Bu hesabın bir başka yönü de seçimlerde yüzde 13.1 oy oranıyla
TBMM’ye 80 milletvekili sokan Halkların Demokratik Partisi’ni
toplumun gözünde itibarsızlaştırmak.
Bunu başarabilmek için AKP’liler en tepeden en alta yalana dolana
da başvurarak ellerinden geleni artlarına koymuyorlar. Her olanakta
HDP, “terör örgütününTBMM’deki uzantısı” olarak
suçlanıyor. Eş genel başkanları hakkında savcılar tarafından
fezlekeler düzenleniyor. Ellerinden gelse HDP yöneticilerini,
milletvekillerini bir kaşık suda boğacaklar.
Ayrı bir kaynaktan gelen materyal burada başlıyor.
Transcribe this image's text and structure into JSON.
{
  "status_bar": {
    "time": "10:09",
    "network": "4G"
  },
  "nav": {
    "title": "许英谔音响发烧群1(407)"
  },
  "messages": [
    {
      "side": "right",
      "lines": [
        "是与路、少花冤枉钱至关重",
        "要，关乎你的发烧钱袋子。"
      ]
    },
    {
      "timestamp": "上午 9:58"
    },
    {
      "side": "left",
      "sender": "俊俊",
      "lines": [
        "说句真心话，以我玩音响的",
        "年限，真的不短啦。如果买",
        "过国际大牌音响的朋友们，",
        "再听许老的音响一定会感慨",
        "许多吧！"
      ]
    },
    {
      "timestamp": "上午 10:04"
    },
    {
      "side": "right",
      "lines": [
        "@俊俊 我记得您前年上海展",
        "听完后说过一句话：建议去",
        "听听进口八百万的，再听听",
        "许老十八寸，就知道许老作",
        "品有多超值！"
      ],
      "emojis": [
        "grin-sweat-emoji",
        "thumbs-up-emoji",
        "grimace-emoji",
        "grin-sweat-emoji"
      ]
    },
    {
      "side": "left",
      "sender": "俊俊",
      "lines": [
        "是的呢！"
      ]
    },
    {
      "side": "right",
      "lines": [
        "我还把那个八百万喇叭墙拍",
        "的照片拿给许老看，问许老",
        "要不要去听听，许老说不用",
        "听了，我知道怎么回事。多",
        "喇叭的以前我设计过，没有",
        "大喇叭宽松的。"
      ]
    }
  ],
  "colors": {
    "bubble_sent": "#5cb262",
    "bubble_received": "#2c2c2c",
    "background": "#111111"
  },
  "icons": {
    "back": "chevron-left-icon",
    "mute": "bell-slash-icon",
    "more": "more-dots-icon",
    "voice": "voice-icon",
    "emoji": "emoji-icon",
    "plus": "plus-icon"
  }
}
Sözgelimi, HDP Eş
Genel Başkanı Figen Yüksekdağ YPG’nin
19Temmuz 2012’de Kobane’deki kontrolü ele geçirmesinin 3’üncü
yıldönümü nedeniyle Şanlıurfa’nın Suruç ilçesindeki kutlamalarda
yaptığı konuşmada, “Sınırın arkasında gördükleriniz, Türkiye
halklarının öz kardeşidir. Bu halkların buluştuğu yeni bir
siyasi anlayışın önünü açmalıyız. Oradaki halk iradesini
tanımak Türkiye siyasetinin en baş görevi ve
sorumluluğudur. Oluşacak koalisyonun ilk görevi Rojava’daki
demokratik halk iradesiyle demokratik bir diyalog
oluşturmaktır. Bugün siyasi iktidarın yapması gereken şey,
Rojava sınırına askeri yığınak yapmak değildir. Savaş
borazanlığı yapmak değildir. Yapması gereken en
önemli şey Rojava halklarına elini uzatmaktır”. Sonra HDP
için “sırtını terör örgütüne dayayan parti” diyenlere
yanıt veriyor: “Anlamayanlara tekrardan buradan
cevapveriyoruz. Biz sırtımızı Rojava’ya, Kobane’ye,
IŞİD vahşetine karşı direnen halklara, insanlık
mücadelesi yürüten PYD, YPG-YPJ’ye dayıyoruz.”